Sheldon Yett, UNICEF Representative in Sudan, warned that children in Darfur “are going hungry due to the conflict and are being denied lifesaving assistance.”
“Even before the peak of the dry season, these numbers are dangerously high and are likely to worsen without swift humanitarian action,” he said, adding that children’s lives depend on “whether the world chooses to act or ignore the crisis.”

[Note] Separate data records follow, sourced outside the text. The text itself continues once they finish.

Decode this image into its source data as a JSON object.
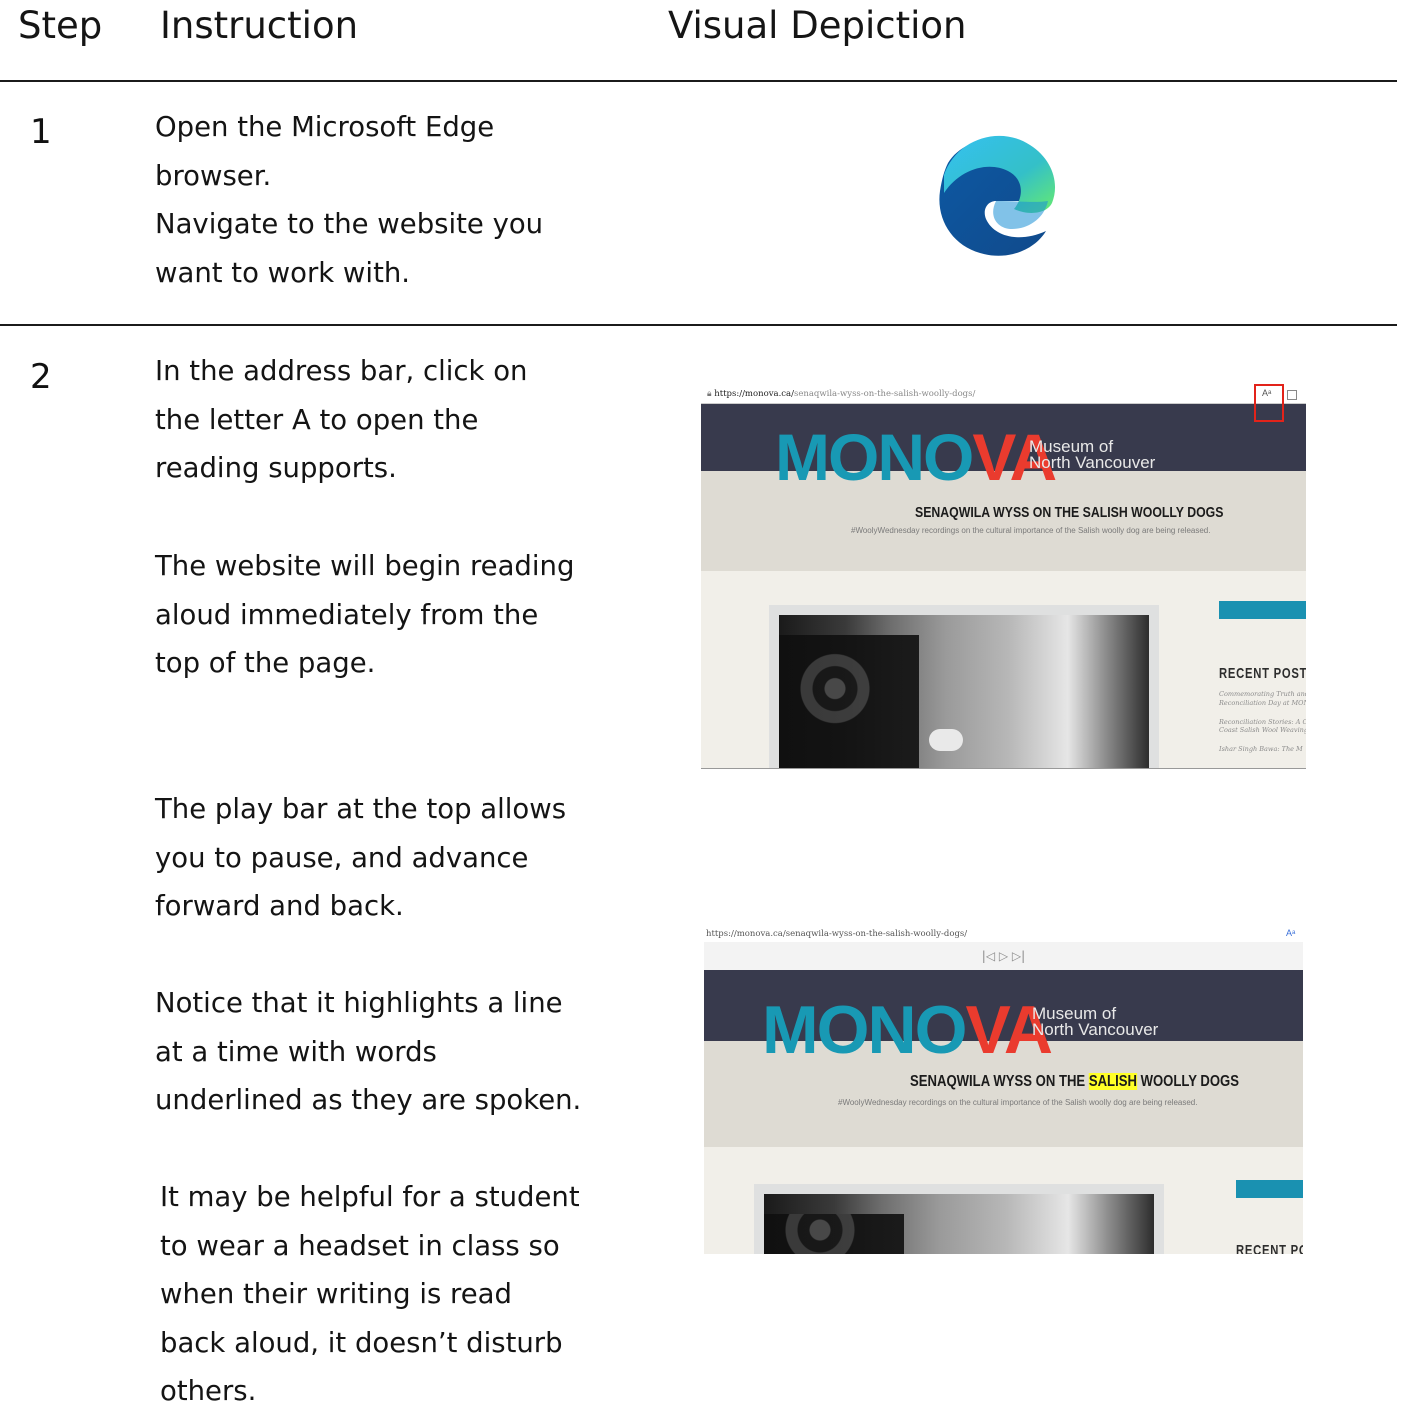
{
  "headers": {
    "step": "Step",
    "instruction": "Instruction",
    "visual": "Visual Depiction"
  },
  "rows": [
    {
      "step": "1",
      "lines": [
        "Open the Microsoft Edge",
        "browser.",
        "Navigate to the website you",
        "want to work with."
      ]
    },
    {
      "step": "2",
      "paragraphs": [
        [
          "In the address bar, click on",
          "the letter A to open the",
          "reading supports."
        ],
        [
          "The website will begin reading",
          "aloud immediately from the",
          "top of the page."
        ],
        [
          "The play bar at the top allows",
          "you to pause, and advance",
          "forward and back."
        ],
        [
          "Notice that it highlights a line",
          "at a time with words",
          "underlined as they are spoken."
        ],
        [
          "It may be helpful for a student",
          "to wear a headset in class so",
          "when their writing is read",
          "back aloud, it doesn’t disturb",
          "others."
        ]
      ]
    }
  ],
  "icons": {
    "edge": "microsoft-edge-icon",
    "read_aloud": "read-aloud-icon",
    "lock": "lock-icon"
  },
  "screenshot_1": {
    "url_host": "https://monova.ca/",
    "url_path": "senaqwila-wyss-on-the-salish-woolly-dogs/",
    "logo": "MONOVA",
    "museum_line1": "Museum of",
    "museum_line2": "North Vancouver",
    "post_title": "SENAQWILA WYSS ON THE SALISH WOOLLY DOGS",
    "post_sub": "#WoolyWednesday recordings on the cultural importance of the Salish woolly dog are being released.",
    "recent_posts": "RECENT POSTS",
    "side_items": [
      "Commemorating Truth and",
      "Reconciliation Day at MON",
      "Reconciliation Stories: A C",
      "Coast Salish Wool Weaving",
      "Ishar Singh Bawa: The M"
    ]
  },
  "screenshot_2": {
    "url": "https://monova.ca/senaqwila-wyss-on-the-salish-woolly-dogs/",
    "playbar": "|◁   ▷   ▷|",
    "logo": "MONOVA",
    "museum_line1": "Museum of",
    "museum_line2": "North Vancouver",
    "post_title_before": "SENAQWILA WYSS ON THE ",
    "post_title_highlight": "SALISH",
    "post_title_after": " WOOLLY DOGS",
    "post_sub": "#WoolyWednesday recordings on the cultural importance of the Salish woolly dog are being released.",
    "recent_posts": "RECENT PO"
  },
  "colors": {
    "highlight": "#ffff27",
    "banner": "#383a4d",
    "logo_teal": "#1899b4",
    "logo_red": "#ea3b2e",
    "callout": "#e2231a"
  }
}
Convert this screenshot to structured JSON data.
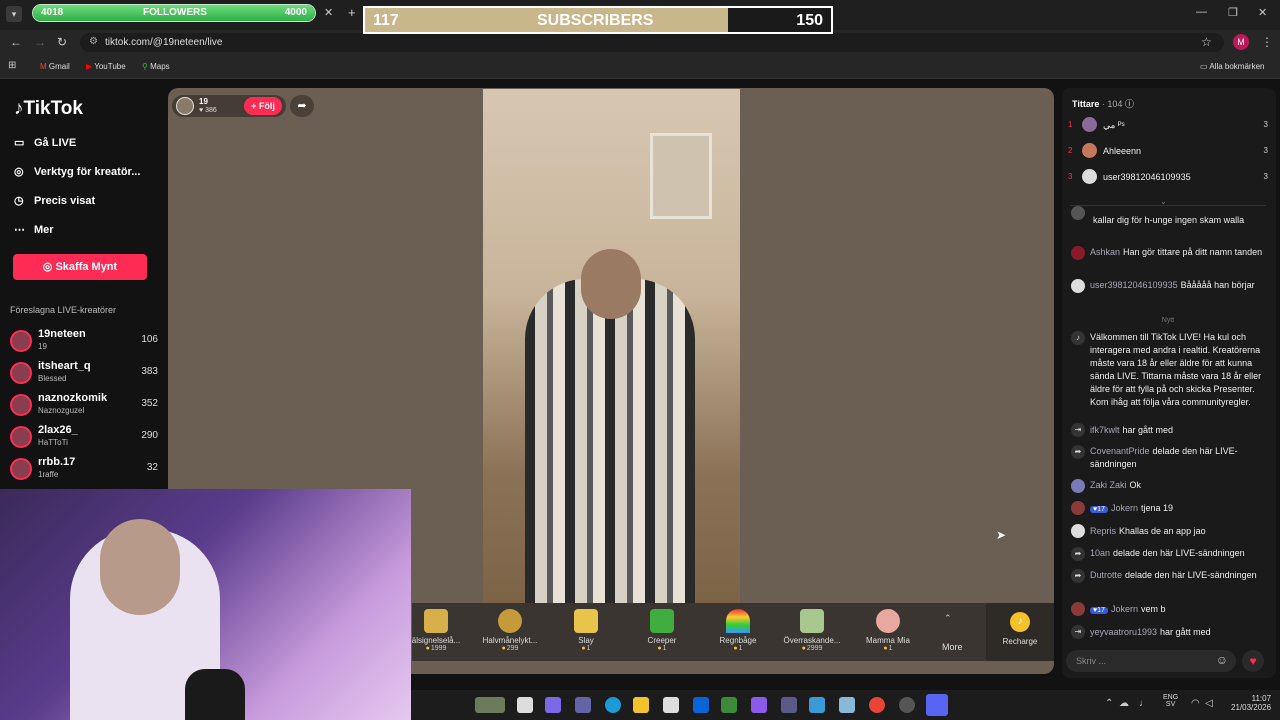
{
  "overlay": {
    "followers_current": "4018",
    "followers_label": "FOLLOWERS",
    "followers_goal": "4000",
    "followers_progress": 1.0,
    "subs_current": "117",
    "subs_label": "SUBSCRIBERS",
    "subs_goal": "150",
    "subs_progress": 0.78
  },
  "browser": {
    "url": "tiktok.com/@19neteen/live",
    "bookmarks": [
      "Gmail",
      "YouTube",
      "Maps"
    ],
    "all_bookmarks": "Alla bokmärken",
    "profile": "M"
  },
  "sidebar": {
    "brand": "TikTok",
    "nav": [
      "Gå LIVE",
      "Verktyg för kreatör...",
      "Precis visat",
      "Mer"
    ],
    "coins_button": "Skaffa Mynt",
    "section_title": "Föreslagna LIVE-kreatörer",
    "creators": [
      {
        "name": "19neteen",
        "sub": "19",
        "viewers": "106"
      },
      {
        "name": "itsheart_q",
        "sub": "Blessed",
        "viewers": "383"
      },
      {
        "name": "naznozkomik",
        "sub": "Naznozguzel",
        "viewers": "352"
      },
      {
        "name": "2lax26_",
        "sub": "HaTToTi",
        "viewers": "290"
      },
      {
        "name": "rrbb.17",
        "sub": "1raffe",
        "viewers": "32"
      }
    ]
  },
  "host": {
    "name": "19",
    "likes": "386",
    "follow": "+ Följ"
  },
  "gifts": [
    {
      "name": "älsignelselå...",
      "price": "1999"
    },
    {
      "name": "Halvmånelykt...",
      "price": "299"
    },
    {
      "name": "Slay",
      "price": "1"
    },
    {
      "name": "Creeper",
      "price": "1"
    },
    {
      "name": "Regnbåge",
      "price": "1"
    },
    {
      "name": "Överraskande...",
      "price": "2999"
    },
    {
      "name": "Mamma Mia",
      "price": "1"
    }
  ],
  "gift_more": "More",
  "recharge": "Recharge",
  "viewers": {
    "title": "Tittare",
    "count": "· 104",
    "top": [
      {
        "rank": "1",
        "name": "مي ᴾˢ",
        "score": "3"
      },
      {
        "rank": "2",
        "name": "Ahleeenn",
        "score": "3"
      },
      {
        "rank": "3",
        "name": "user39812046109935",
        "score": "3"
      }
    ]
  },
  "chat": {
    "items": [
      {
        "user": "",
        "text": "kallar dig för h-unge ingen skam walla"
      },
      {
        "user": "Ashkan",
        "text": "Han gör tittare på ditt namn tanden"
      },
      {
        "user": "user39812046109935",
        "text": "Bååååå han börjar"
      },
      {
        "user": "",
        "text": "Välkommen till TikTok LIVE! Ha kul och interagera med andra i realtid. Kreatörerna måste vara 18 år eller äldre för att kunna sända LIVE. Tittarna måste vara 18 år eller äldre för att fylla på och skicka Presenter. Kom ihåg att följa våra communityregler."
      },
      {
        "user": "ifk7kwlt",
        "text": "har gått med"
      },
      {
        "user": "CovenantPride",
        "text": "delade den här LIVE-sändningen"
      },
      {
        "user": "Zaki Zaki",
        "text": "Ok"
      },
      {
        "user": "Jokern",
        "text": "tjena 19"
      },
      {
        "user": "Repris",
        "text": "Khallas de an app jao"
      },
      {
        "user": "10an",
        "text": "delade den här LIVE-sändningen"
      },
      {
        "user": "Dutrotte",
        "text": "delade den här LIVE-sändningen"
      },
      {
        "user": "Jokern",
        "text": "vem b"
      },
      {
        "user": "yeyvaatroru1993",
        "text": "har gått med"
      }
    ],
    "new_label": "Nytt",
    "placeholder": "Skriv ..."
  },
  "taskbar": {
    "lang": "ENG",
    "region": "SV",
    "time": "11:07",
    "date": "21/03/2026"
  },
  "colors": {
    "accent": "#fe2c55",
    "goal_green": "#2fae46"
  }
}
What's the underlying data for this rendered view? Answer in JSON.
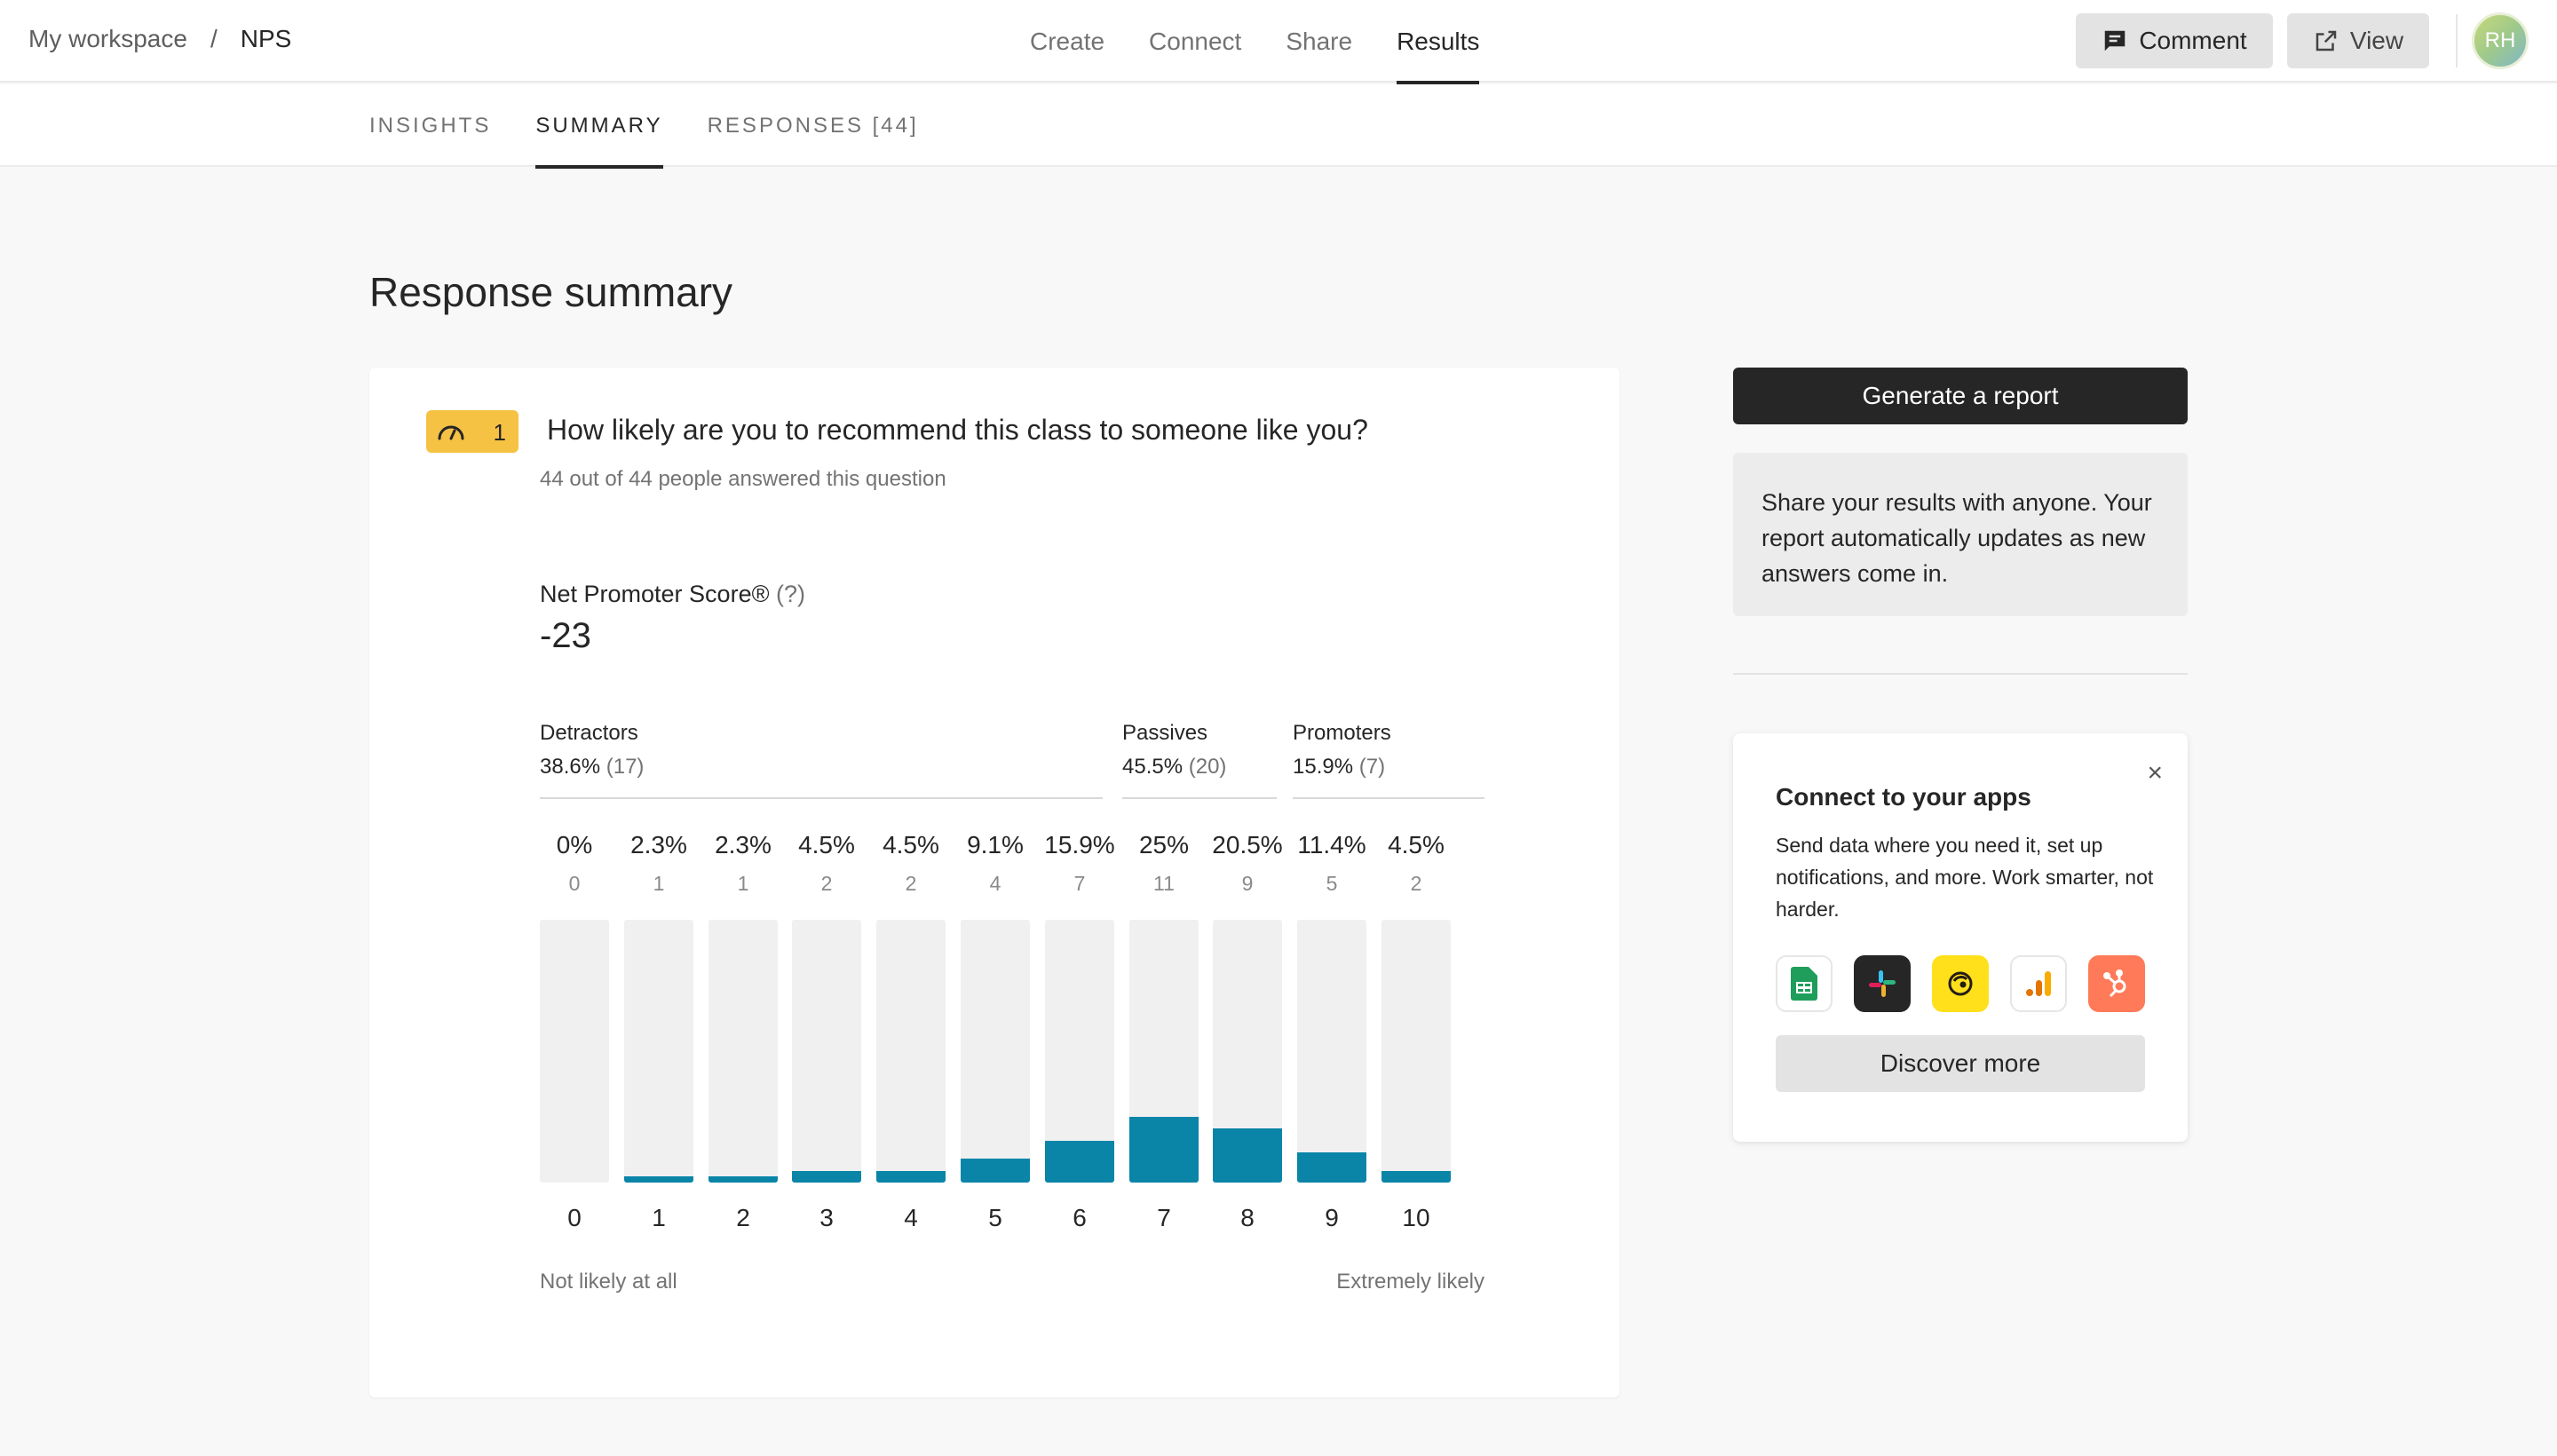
{
  "breadcrumb": {
    "workspace": "My workspace",
    "separator": "/",
    "current": "NPS"
  },
  "nav": {
    "items": [
      "Create",
      "Connect",
      "Share",
      "Results"
    ],
    "active": "Results"
  },
  "toolbar": {
    "comment_label": "Comment",
    "view_label": "View",
    "avatar_initials": "RH"
  },
  "subtabs": {
    "items": [
      "INSIGHTS",
      "SUMMARY",
      "RESPONSES [44]"
    ],
    "active": "SUMMARY"
  },
  "page_title": "Response summary",
  "question": {
    "number": "1",
    "title": "How likely are you to recommend this class to someone like you?",
    "answered": "44 out of 44 people answered this question"
  },
  "nps": {
    "label": "Net Promoter Score®",
    "help": "(?)",
    "value": "-23"
  },
  "groups": {
    "detractors": {
      "name": "Detractors",
      "pct": "38.6%",
      "count": "(17)"
    },
    "passives": {
      "name": "Passives",
      "pct": "45.5%",
      "count": "(20)"
    },
    "promoters": {
      "name": "Promoters",
      "pct": "15.9%",
      "count": "(7)"
    }
  },
  "chart_data": {
    "type": "bar",
    "categories": [
      "0",
      "1",
      "2",
      "3",
      "4",
      "5",
      "6",
      "7",
      "8",
      "9",
      "10"
    ],
    "percent_labels": [
      "0%",
      "2.3%",
      "2.3%",
      "4.5%",
      "4.5%",
      "9.1%",
      "15.9%",
      "25%",
      "20.5%",
      "11.4%",
      "4.5%"
    ],
    "counts": [
      0,
      1,
      1,
      2,
      2,
      4,
      7,
      11,
      9,
      5,
      2
    ],
    "percent_values": [
      0,
      2.3,
      2.3,
      4.5,
      4.5,
      9.1,
      15.9,
      25,
      20.5,
      11.4,
      4.5
    ],
    "ylim": [
      0,
      100
    ],
    "bar_color": "#0a85a8",
    "track_color": "#f0f0f0",
    "axis_left_label": "Not likely at all",
    "axis_right_label": "Extremely likely"
  },
  "sidebar": {
    "generate_label": "Generate a report",
    "share_text": "Share your results with anyone. Your report automatically updates as new answers come in.",
    "apps": {
      "title": "Connect to your apps",
      "description": "Send data where you need it, set up notifications, and more. Work smarter, not harder.",
      "close": "×",
      "icons": [
        "google-sheets-icon",
        "slack-icon",
        "mailchimp-icon",
        "google-analytics-icon",
        "hubspot-icon"
      ],
      "discover_label": "Discover more"
    }
  },
  "colors": {
    "accent": "#0a85a8",
    "badge": "#f6c244",
    "dark": "#262627"
  }
}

Victims of Sexual Violence
Meanwhile, the Darfur Women’s Platform called on the international community and humanitarian organizations to urgently assist residents of El Fasher, as well as the camps and villages that have been attacked, by providing life essentials—water, food, medicine, and supplies for women and children—through UN airlifts to ensure civilian survival.
The platform’s statement also stressed the need for immediate shelter for survivors of sexual violence, including women, girls, young children, and mothers, along with medical assistance and psychological support for them, people with special needs, and children displaced by the war. It further called for the documentation and monitoring of all violations committed, with the aim of prosecuting perpetrators in accordance with international humanitarian law.